Student 12 is writing at a Year 9 level but their reading is not, while Student 1 is able to read at a Year 9 age but their writing is at the level of an average New Zealand Year 5 or 6 student. 

What is currently being done? At Tamaki College we use the Accelerated Reader programme during Year 9 and 10 to increase the reading mileage of students, and scaffold their reading to a level that is both challenging yet achievable to them.

Students are guided to select books at the appropriate level (based on their initial scores and suggested Zone of Proximal Development) for them. Each day students read for a minimum of 20 minutes and during one English period a week they read for 50 minutes. When they complete a book, students complete a short quiz on the content of the book to check they read and understood it; score too low and they will be guided to an easier book, while a perfect 100% score means the book was too simple for them! The AR programme aims to extend students' reading abilities.

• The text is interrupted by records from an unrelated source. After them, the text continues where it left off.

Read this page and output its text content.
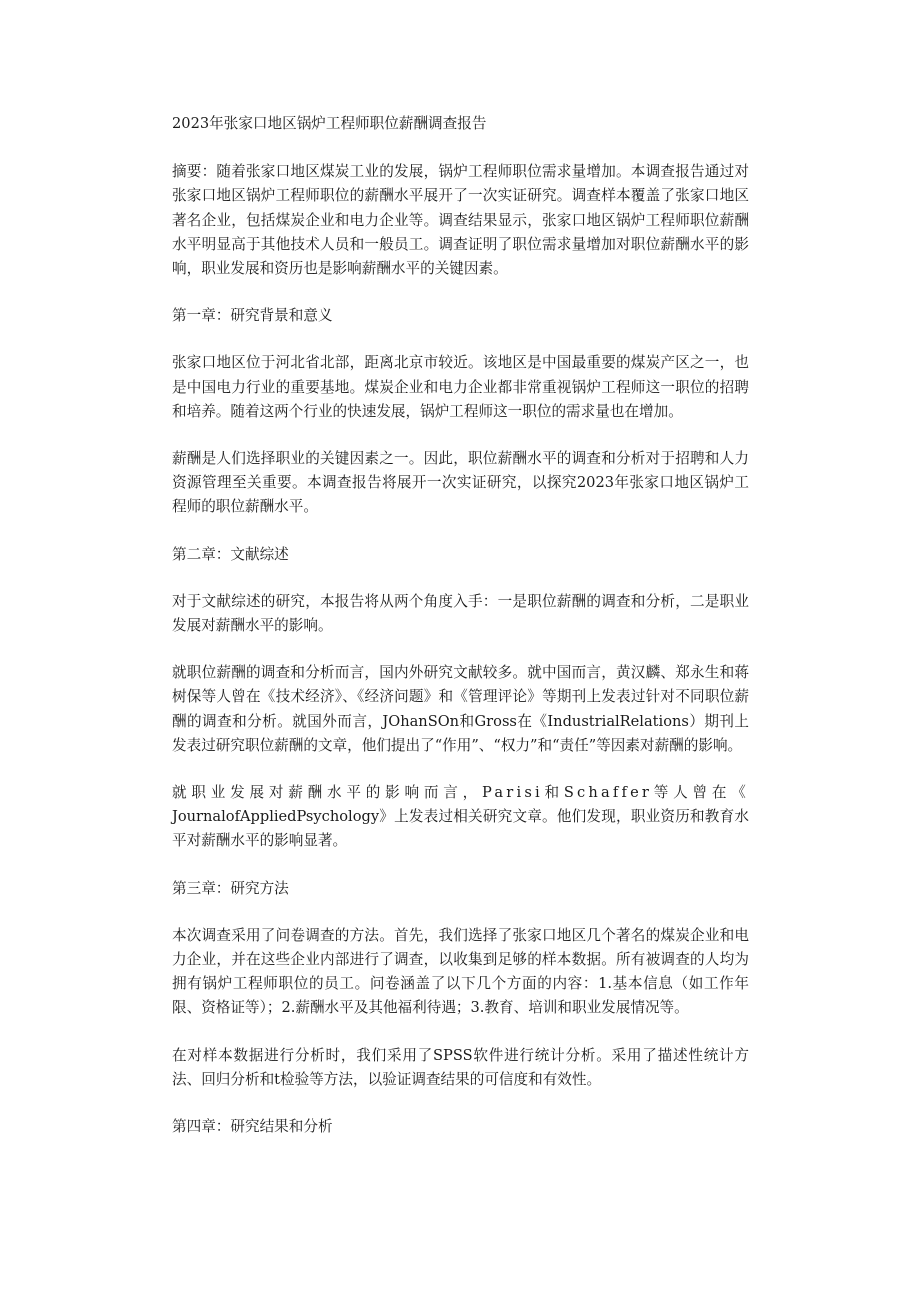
2023年张家口地区锅炉工程师职位薪酬调查报告

摘要：随着张家口地区煤炭工业的发展，锅炉工程师职位需求量增加。本调查报告通过对张家口地区锅炉工程师职位的薪酬水平展开了一次实证研究。调查样本覆盖了张家口地区著名企业，包括煤炭企业和电力企业等。调查结果显示，张家口地区锅炉工程师职位薪酬水平明显高于其他技术人员和一般员工。调查证明了职位需求量增加对职位薪酬水平的影响，职业发展和资历也是影响薪酬水平的关键因素。

第一章：研究背景和意义

张家口地区位于河北省北部，距离北京市较近。该地区是中国最重要的煤炭产区之一，也是中国电力行业的重要基地。煤炭企业和电力企业都非常重视锅炉工程师这一职位的招聘和培养。随着这两个行业的快速发展，锅炉工程师这一职位的需求量也在增加。

薪酬是人们选择职业的关键因素之一。因此，职位薪酬水平的调查和分析对于招聘和人力资源管理至关重要。本调查报告将展开一次实证研究，以探究2023年张家口地区锅炉工程师的职位薪酬水平。

第二章：文献综述

对于文献综述的研究，本报告将从两个角度入手：一是职位薪酬的调查和分析，二是职业发展对薪酬水平的影响。

就职位薪酬的调查和分析而言，国内外研究文献较多。就中国而言，黄汉麟、郑永生和蒋树保等人曾在《技术经济》、《经济问题》和《管理评论》等期刊上发表过针对不同职位薪酬的调查和分析。就国外而言，JOhanSOn和Gross在《IndustrialRelations）期刊上发表过研究职位薪酬的文章，他们提出了“作用”、“权力”和“责任”等因素对薪酬的影响。

就职业发展对薪酬水平的影响而言，Parisi和Schaffer等人曾在《
JournalofAppliedPsychology》上发表过相关研究文章。他们发现，职业资历和教育水平对薪酬水平的影响显著。

第三章：研究方法

本次调查采用了问卷调查的方法。首先，我们选择了张家口地区几个著名的煤炭企业和电力企业，并在这些企业内部进行了调查，以收集到足够的样本数据。所有被调查的人均为拥有锅炉工程师职位的员工。问卷涵盖了以下几个方面的内容：1.基本信息（如工作年限、资格证等）；2.薪酬水平及其他福利待遇；3.教育、培训和职业发展情况等。

在对样本数据进行分析时，我们采用了SPSS软件进行统计分析。采用了描述性统计方法、回归分析和t检验等方法，以验证调查结果的可信度和有效性。

第四章：研究结果和分析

What is currently being done in science is largely up to the teacher. When I designed the new junior units I've tried to include some 'wide and deep' literacy units and each theme has readings attached to it. Now that I've progressed further through my inquiry into supporting literacy I realise there is so much more that can be done.

How can we improve?

That is the question that I will be focussing on during my second round of inquiry this year. I will still be focussing on Achievement Challenge 1: Raise Maori achievement through the development of cultural visibility and responsive practices across the pathway as measured by agreed reading targets for Years 1-10 and NCEA for Years 11-13.

However, I am also interested in writing, so some of that may creep in too!

I have given my second-round inquiry the title "Raising Maori student achievement by improving literacy in Science."

Here's the link to my initial outline.

Friday, 27 July 2018

Share - Reflect - Data Analysis

Week two with the Year 9 SOLO learning - does the pattern continue?
Week two is about the concept of natural selection!
Here are the learning outcomes for each SOLO level:

Here's what the rangaranga maha activity looks like:

At the end of the week I gathered data using this quizizz (only 10 questions) and then plotted it against their highest level of work completion:

Next I found an average quiz score for those who completed each SOLO level:

I found a similar pattern to last week :)

Once again I showed this to the class to reinforce that the more effort you put in to your learning, the more you learn!